Just because parliamentary committees cannot assign or award sanctions against deputies doesn't mean that deputies don't take these appearances before committees seriously. I know them. I've interviewed the deputies. Over the years, I did work for the Lambert commission on financial management and for the Treasury Board on the reform of the supply process. I've done so many studies up here on Parliament Hill.
Perhaps this is the most frustrating part of the parliamentary process. You have this huge expanse of government spending sitting in front of you. You try to understand what it's all about, and it's not easily intelligible. You're doing it under the pressure of time and so on. So I think that some additional assistance, particularly in terms of scrutiny of department spending and operations from professional staff attached to the Library of Parliament, is appropriate. There may be another avenue of staffing, which I mention in the paper.

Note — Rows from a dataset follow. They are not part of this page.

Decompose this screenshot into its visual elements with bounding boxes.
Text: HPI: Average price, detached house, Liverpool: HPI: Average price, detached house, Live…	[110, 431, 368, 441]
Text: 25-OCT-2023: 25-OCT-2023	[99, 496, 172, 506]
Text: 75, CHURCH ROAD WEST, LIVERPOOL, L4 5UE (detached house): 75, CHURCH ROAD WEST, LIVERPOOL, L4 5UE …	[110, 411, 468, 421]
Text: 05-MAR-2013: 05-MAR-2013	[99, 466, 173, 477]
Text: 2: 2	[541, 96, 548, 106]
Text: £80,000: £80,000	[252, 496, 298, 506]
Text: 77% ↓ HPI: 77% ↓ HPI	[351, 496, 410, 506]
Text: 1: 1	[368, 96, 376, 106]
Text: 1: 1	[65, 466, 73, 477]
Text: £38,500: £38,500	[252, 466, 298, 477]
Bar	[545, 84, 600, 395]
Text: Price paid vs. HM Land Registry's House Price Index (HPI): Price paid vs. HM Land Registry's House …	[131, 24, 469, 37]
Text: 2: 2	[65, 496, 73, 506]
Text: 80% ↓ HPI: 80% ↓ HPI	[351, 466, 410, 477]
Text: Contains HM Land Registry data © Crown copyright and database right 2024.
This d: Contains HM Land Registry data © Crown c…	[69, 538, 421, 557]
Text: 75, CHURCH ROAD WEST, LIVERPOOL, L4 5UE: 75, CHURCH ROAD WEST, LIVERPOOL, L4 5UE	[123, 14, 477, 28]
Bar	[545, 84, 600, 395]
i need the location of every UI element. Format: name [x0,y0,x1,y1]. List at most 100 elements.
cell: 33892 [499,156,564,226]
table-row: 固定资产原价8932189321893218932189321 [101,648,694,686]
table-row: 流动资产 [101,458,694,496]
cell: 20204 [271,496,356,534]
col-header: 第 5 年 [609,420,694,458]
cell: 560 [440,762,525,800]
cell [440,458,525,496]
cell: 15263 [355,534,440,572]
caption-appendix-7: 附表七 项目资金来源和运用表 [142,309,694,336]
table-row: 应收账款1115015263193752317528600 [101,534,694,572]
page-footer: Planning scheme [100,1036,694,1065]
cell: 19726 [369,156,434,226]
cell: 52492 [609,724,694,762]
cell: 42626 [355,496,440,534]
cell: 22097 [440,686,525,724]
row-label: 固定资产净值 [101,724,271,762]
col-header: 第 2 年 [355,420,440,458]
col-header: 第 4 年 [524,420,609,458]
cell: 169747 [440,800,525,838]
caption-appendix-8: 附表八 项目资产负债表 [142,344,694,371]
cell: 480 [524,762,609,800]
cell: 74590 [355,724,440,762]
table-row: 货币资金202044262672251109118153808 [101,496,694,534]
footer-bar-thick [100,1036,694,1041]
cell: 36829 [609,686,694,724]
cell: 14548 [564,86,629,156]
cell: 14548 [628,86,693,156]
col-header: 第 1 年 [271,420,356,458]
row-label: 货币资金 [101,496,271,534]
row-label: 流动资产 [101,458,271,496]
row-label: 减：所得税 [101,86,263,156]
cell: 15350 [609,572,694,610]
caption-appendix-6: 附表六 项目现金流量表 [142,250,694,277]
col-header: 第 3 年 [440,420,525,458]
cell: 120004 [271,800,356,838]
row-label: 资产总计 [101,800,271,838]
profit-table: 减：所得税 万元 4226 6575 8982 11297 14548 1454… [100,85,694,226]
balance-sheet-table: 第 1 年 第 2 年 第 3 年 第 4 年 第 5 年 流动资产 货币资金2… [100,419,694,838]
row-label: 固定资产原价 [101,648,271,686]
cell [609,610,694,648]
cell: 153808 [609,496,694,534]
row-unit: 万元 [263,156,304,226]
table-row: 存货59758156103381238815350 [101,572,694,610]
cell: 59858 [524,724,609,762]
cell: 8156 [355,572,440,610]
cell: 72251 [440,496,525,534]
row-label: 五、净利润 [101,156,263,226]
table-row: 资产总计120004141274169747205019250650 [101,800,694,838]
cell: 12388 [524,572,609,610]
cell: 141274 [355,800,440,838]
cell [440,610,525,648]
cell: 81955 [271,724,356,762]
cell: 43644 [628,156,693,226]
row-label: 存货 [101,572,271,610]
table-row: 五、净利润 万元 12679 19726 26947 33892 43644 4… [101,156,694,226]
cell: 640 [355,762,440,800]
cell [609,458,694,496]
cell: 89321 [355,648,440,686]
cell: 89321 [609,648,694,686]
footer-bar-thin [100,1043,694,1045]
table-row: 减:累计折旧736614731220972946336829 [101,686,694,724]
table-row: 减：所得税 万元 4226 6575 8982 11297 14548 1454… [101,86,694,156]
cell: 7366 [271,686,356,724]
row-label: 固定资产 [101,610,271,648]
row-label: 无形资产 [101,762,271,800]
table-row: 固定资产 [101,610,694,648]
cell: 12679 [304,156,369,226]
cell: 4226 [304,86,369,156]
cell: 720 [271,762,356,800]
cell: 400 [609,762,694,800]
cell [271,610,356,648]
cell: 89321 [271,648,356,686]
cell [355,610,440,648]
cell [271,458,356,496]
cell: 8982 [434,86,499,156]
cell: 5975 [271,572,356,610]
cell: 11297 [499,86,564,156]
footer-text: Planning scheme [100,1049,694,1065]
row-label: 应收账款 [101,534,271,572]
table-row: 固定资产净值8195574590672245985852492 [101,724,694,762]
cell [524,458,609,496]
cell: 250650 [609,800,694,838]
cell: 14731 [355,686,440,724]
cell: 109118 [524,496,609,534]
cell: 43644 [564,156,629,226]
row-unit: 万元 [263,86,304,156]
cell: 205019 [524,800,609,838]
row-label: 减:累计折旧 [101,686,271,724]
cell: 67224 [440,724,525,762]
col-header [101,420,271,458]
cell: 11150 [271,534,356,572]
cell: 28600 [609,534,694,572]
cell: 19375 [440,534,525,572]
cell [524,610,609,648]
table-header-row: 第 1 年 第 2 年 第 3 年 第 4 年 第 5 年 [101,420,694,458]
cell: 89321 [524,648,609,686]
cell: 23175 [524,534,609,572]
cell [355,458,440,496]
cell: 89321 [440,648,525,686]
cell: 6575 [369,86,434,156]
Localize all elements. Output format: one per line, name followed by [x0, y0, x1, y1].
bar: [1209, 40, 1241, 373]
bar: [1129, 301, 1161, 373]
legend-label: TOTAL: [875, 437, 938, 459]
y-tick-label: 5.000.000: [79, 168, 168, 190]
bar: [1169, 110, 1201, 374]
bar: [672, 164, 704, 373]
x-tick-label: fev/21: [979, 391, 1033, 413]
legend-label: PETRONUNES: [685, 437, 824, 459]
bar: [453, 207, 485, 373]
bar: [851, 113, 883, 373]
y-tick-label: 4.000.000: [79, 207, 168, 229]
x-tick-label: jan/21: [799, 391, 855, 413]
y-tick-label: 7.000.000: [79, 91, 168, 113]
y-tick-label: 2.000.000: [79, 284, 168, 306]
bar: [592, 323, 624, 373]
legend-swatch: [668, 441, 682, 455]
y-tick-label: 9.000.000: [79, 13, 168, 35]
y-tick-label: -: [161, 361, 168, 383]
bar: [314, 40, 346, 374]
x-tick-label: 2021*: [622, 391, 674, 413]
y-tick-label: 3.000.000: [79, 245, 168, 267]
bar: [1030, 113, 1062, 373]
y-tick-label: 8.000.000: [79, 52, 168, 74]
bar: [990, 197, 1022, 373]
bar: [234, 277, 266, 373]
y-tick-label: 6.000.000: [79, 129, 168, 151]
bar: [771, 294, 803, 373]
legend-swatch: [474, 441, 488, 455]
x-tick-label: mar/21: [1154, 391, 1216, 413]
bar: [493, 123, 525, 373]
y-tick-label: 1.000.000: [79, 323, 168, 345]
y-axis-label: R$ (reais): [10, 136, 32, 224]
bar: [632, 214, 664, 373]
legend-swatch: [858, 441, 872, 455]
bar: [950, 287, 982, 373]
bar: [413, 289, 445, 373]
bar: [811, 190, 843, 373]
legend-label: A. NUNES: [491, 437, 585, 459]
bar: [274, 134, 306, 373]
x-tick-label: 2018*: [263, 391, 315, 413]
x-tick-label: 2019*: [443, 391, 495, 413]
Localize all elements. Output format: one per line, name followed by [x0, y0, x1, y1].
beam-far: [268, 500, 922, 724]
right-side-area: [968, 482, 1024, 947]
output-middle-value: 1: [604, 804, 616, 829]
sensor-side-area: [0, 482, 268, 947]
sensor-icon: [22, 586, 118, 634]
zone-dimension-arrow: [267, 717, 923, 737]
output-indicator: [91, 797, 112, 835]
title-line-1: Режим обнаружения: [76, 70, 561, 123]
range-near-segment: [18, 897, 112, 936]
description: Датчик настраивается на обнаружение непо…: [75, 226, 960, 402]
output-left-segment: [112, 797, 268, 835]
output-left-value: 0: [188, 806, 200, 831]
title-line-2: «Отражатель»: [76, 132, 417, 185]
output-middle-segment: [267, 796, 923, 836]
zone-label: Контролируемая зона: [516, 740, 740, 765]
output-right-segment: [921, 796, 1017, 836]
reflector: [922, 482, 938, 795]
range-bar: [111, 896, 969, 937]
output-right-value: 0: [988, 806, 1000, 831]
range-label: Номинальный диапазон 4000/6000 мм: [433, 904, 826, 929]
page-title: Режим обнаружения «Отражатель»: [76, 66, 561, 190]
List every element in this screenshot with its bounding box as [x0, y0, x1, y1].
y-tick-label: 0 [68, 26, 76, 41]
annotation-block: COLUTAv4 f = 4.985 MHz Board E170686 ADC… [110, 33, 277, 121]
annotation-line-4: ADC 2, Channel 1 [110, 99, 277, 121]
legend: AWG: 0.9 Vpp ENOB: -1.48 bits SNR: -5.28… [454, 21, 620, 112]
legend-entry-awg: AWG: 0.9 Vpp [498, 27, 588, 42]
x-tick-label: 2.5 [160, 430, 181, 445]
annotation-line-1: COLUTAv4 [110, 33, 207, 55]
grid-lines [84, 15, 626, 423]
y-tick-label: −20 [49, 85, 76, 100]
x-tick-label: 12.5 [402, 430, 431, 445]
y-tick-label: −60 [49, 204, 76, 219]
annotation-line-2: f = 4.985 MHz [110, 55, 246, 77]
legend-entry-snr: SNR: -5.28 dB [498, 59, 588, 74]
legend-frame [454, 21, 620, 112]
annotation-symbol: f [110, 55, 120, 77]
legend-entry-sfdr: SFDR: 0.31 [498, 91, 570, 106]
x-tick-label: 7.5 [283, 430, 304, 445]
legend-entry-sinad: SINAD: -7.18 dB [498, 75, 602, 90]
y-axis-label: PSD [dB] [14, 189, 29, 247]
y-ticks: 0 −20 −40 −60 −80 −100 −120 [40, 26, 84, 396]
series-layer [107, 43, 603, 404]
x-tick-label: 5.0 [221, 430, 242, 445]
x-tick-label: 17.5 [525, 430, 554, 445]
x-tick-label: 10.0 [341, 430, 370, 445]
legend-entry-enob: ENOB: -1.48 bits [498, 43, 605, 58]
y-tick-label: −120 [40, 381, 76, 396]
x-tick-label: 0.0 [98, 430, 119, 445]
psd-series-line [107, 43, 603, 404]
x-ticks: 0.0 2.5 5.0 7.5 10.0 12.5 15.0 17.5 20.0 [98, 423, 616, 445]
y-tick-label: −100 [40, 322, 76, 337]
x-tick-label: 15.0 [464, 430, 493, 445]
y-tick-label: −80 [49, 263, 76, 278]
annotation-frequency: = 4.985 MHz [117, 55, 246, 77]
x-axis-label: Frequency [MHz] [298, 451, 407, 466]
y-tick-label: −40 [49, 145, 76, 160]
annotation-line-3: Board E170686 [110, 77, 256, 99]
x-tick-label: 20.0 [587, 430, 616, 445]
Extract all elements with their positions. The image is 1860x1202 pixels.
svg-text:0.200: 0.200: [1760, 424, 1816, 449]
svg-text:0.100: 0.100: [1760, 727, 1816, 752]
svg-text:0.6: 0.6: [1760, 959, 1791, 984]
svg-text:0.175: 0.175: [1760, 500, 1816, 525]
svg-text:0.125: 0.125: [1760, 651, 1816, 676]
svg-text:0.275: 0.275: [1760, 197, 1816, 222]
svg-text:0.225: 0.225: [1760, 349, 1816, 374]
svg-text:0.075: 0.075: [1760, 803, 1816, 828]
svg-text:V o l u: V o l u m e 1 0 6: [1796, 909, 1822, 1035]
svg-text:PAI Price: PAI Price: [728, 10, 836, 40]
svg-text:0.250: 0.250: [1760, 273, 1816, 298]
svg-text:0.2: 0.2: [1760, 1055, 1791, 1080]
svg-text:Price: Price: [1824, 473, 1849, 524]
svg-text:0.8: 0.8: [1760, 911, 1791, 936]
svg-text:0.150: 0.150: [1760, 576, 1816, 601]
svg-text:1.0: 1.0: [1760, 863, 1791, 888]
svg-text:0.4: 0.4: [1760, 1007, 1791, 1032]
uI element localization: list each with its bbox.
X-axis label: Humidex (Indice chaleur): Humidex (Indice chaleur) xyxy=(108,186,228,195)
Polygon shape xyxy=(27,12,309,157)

For the revenue side of the budget process, I think that really is open to serious political debate. It's something you want to talk about in very broad political terms—about what you stand for in terms of taxing and spending.
During those sessions when the deputy is present, I think the government has to be more relaxed in terms of saying that we can talk about some of the undiscussable issues to get to the bottom of why things don't turn out.
I've looked at performance reporting. We have hundreds of these reports now that are tabled. I looked at two years of estimates. I found two references to these performance plans and performance reports. It's depressing. All of those documents, both online and in hard copy, are produced presumably in the interest of promoting accountability. If they're not used—and they're not used internally either, to any great extent—that's a huge waste of money.
Other jurisdictions that I've studied—the U.K., Australia, and the leading states in the United States—have scaled back their performance reporting requirements. Why? Because they're not being utilized. It's depressing news, I'm sorry to tell you. So one of the key features of this new approach to accountability would be that we report on everything. But if the reports don't get used....
So yes, I want public servants to come here. Probably they need clearer rules of engagement for these encounters. I think public servants understand what their roles are. I think sometimes MPs cross the line in terms of taking public servants into areas that are more political, where public servants really shouldn't have a public opinion.
That was too long an answer. I apologize.